PROSA POÉTICA – A Prosa Poética

PROSA POÉTICA – A Prosa Poética

 Escrever prosa poética é um desafio aos prosadores e poetas, pois conciliar prosa e verso nem sempre é uma tarefa fácil. Clarice Lispector, a autora brasileira mais traduzida no exterior, foi uma exímia prosadora que soprou, quase que cirurgicamente, características poéticas às suas criações. Eu costumo dizer que ser mulher é um ato de coragem, e se reconhecer como tal, é para poucas. A dona Lispector se reconhecia e, sendo mais poesia que mulher, trouxe para a sua arte a essência inegável do seu ser admirável.

 Ao escrever uma prosa poética, o artista das letras precisará se inteirar acerca dos elementos que compõem o gênero literário poesia e somente depois poderá escrever com propriedade uma prosa que se encaixe no entremeio da construção prosaica embebida na lira ritmada, ou não, fica a critério de cada prosador agregar rimas ao seu escrito.

 Levando em consideração que não temos o poema metrificado como padrão (soneto), a rima não é exigência na prosa poética.
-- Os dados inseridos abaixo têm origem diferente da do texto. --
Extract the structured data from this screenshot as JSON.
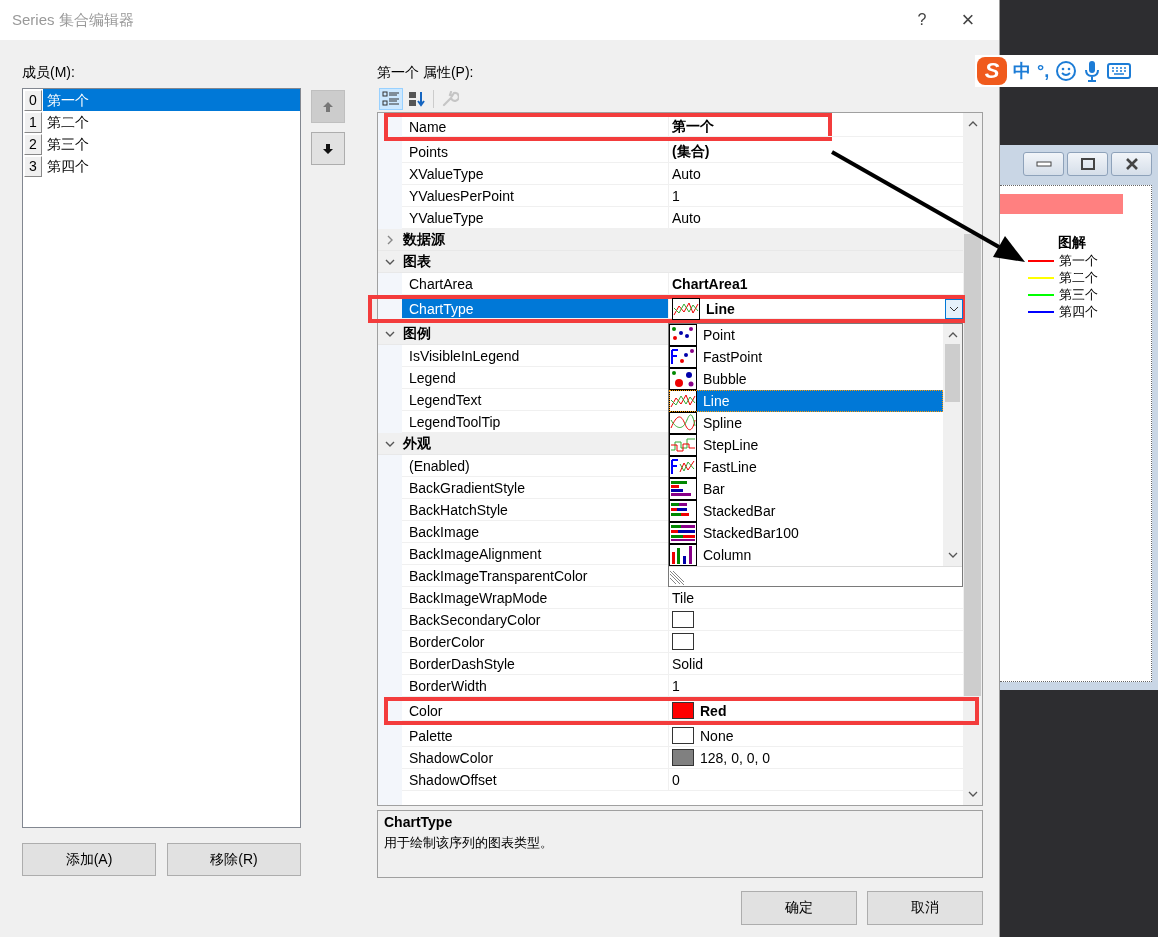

Entretanto, tornar o texto sonoro é um fator relevante visto que, cantada, a produção tende a embalar com mais facilidade o leitor dado a sensibilidade do versejar. Figuras de linguagem tais como assonância e aliteração contribuem demasiado para o efeito musicalizado.
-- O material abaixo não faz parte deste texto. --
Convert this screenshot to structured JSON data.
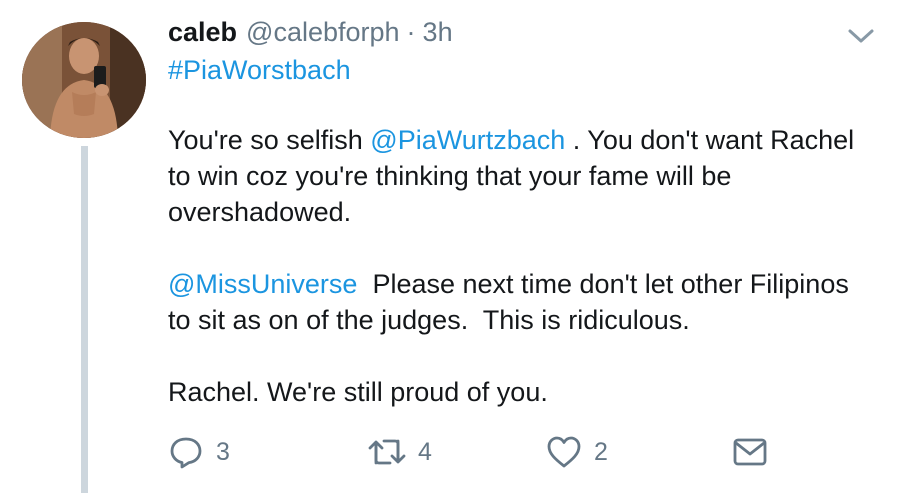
{
  "tweet": {
    "display_name": "caleb",
    "handle": "@calebforph",
    "separator": "·",
    "time": "3h",
    "hashtag": "#PiaWorstbach",
    "body": {
      "p1_before": "You're so selfish ",
      "p1_mention": "@PiaWurtzbach",
      "p1_after": " . You don't want Rachel to win coz you're thinking that your fame will be overshadowed.",
      "p2_mention": "@MissUniverse",
      "p2_after": "  Please next time don't let other Filipinos to sit as on of the judges.  This is ridiculous.",
      "p3": "Rachel. We're still proud of you."
    },
    "actions": {
      "reply_icon": "reply-icon",
      "reply_count": "3",
      "retweet_icon": "retweet-icon",
      "retweet_count": "4",
      "like_icon": "heart-icon",
      "like_count": "2",
      "dm_icon": "envelope-icon"
    },
    "menu_icon": "chevron-down-icon"
  },
  "colors": {
    "link": "#1b95e0",
    "secondary_text": "#657786",
    "primary_text": "#14171a",
    "thread_line": "#cdd6dd",
    "icon": "#657786"
  }
}
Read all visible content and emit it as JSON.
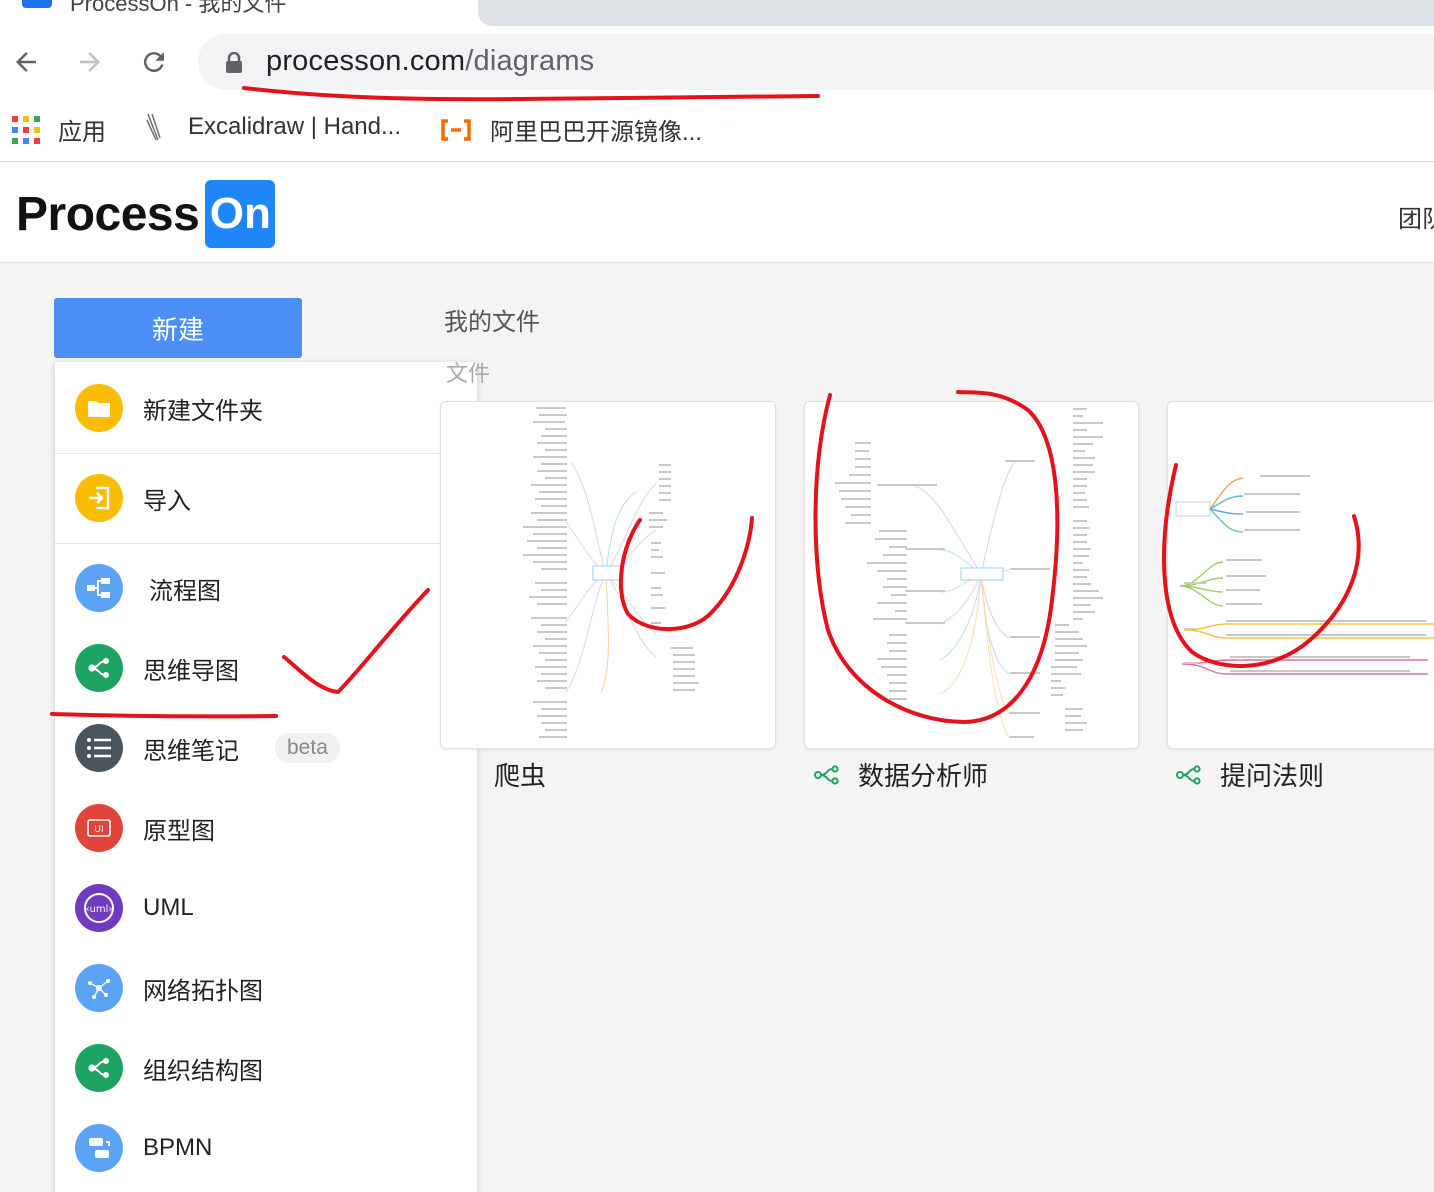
{
  "browser": {
    "tab_title": "ProcessOn - 我的文件",
    "url_host": "processon.com",
    "url_path": "/diagrams",
    "bookmarks": [
      {
        "label": "应用",
        "icon": "apps-grid-icon"
      },
      {
        "label": "Excalidraw | Hand...",
        "icon": "excalidraw-icon"
      },
      {
        "label": "阿里巴巴开源镜像...",
        "icon": "alibaba-icon"
      }
    ]
  },
  "header": {
    "logo_process": "Process",
    "logo_on": "On",
    "team_link": "团队"
  },
  "sidebar": {
    "new_button": "新建",
    "items": [
      {
        "label": "新建文件夹",
        "icon": "folder-icon",
        "color": "#fbbc04"
      },
      {
        "label": "导入",
        "icon": "import-icon",
        "color": "#fbbc04"
      },
      {
        "label": "流程图",
        "icon": "flowchart-icon",
        "color": "#5ba3f5"
      },
      {
        "label": "思维导图",
        "icon": "mindmap-icon",
        "color": "#1ea362"
      },
      {
        "label": "思维笔记",
        "icon": "list-icon",
        "color": "#4a5560",
        "badge": "beta"
      },
      {
        "label": "原型图",
        "icon": "ui-prototype-icon",
        "color": "#e0443a"
      },
      {
        "label": "UML",
        "icon": "uml-icon",
        "color": "#6f3bbf"
      },
      {
        "label": "网络拓扑图",
        "icon": "network-icon",
        "color": "#5ba3f5"
      },
      {
        "label": "组织结构图",
        "icon": "org-chart-icon",
        "color": "#1ea362"
      },
      {
        "label": "BPMN",
        "icon": "bpmn-icon",
        "color": "#5ba3f5"
      }
    ]
  },
  "main": {
    "breadcrumb": "我的文件",
    "section": "文件",
    "files": [
      {
        "title": "爬虫"
      },
      {
        "title": "数据分析师"
      },
      {
        "title": "提问法则"
      }
    ]
  },
  "colors": {
    "brand": "#1f86f5",
    "primary_button": "#4c8ff6",
    "annotation": "#e3121b",
    "mindmap_green": "#1ea362"
  }
}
 Àqueles que não são achegados ao ritmo, que preferem algo mais conciso, há outras figuras que despertam o tracejo poético: analogia, antítese, comparação, eufemismo, gradação, hipérbole, ironia, metáfora, metonímia, personificação e sinestesia. É evidente que a língua portuguesa fornece vasta riqueza e a serve numa bandeja ao escritor. Poeta ou prosador que souber se ater ao seu florescer, garanto: não irá se arrepender! A arte de escrever dá sentido ao existir, possibilitando, assim, a proeza do viver.

 

Vitória Nossa

Clarice Lispector

 O que temos feito de nós e a isso considerado vitória nossa de cada dia. Não temos amado, acima de todas as coisas. Não temos aceito o que não se entende porque não queremos ser tolos. Temos amontoado coisas e seguranças por não nos termos nem aos outros. Não temos nenhuma alegria que já tenha sido catalogada. Temos construído catedrais e ficado do lado de fora, pois as catedrais que nós mesmos construímos tememos que sejam armadilhas. Não nos temos entregue a nós mesmos pois isso seria o começo de uma vida larga e talvez sem consolo. Temos evitado cair de joelhos diante do primeiro que por amor diga: teu medo. Temos organizado associações de pavor sorridente, onde se serve a bebida com soda. Temos procurado salvar-nos, mas sem usar a palavra salvação para não nos envergonharmos de ser inocentes. Não temos usado a palavra amor para não termos de reconhecer sua contextura de amor e de ódio. Temos mantido em segredo a nossa morte. Temos feito arte por não sabermos como é a outra coisa. Temos disfarçado com amor nossa indiferença, disfarçado nossa indiferença com a angústia, disfarçado com o pequeno medo o grande medo maior. Não temos adorado por termos a sensata mesquinhez de nos lembrarmos a tempo dos falsos deuses. Não temos sido ingênuos para não rirmos de nós mesmos e para que no fim do dia possamos dizer “pelo menos não fui tolo”, e assim não chorarmos antes de apagar a luz. Temos tido a certeza de que eu também e vocês todos também, e por isso todos sem saber se amam. Temos sorrido em público do que não sorrimos quando ficamos sozinhos. Temos chamado de fraqueza a nossa candura. Temo-nos temido um ao outro, acima de tudo. E a tudo isso temos considerado a vitória nossa de cada dia.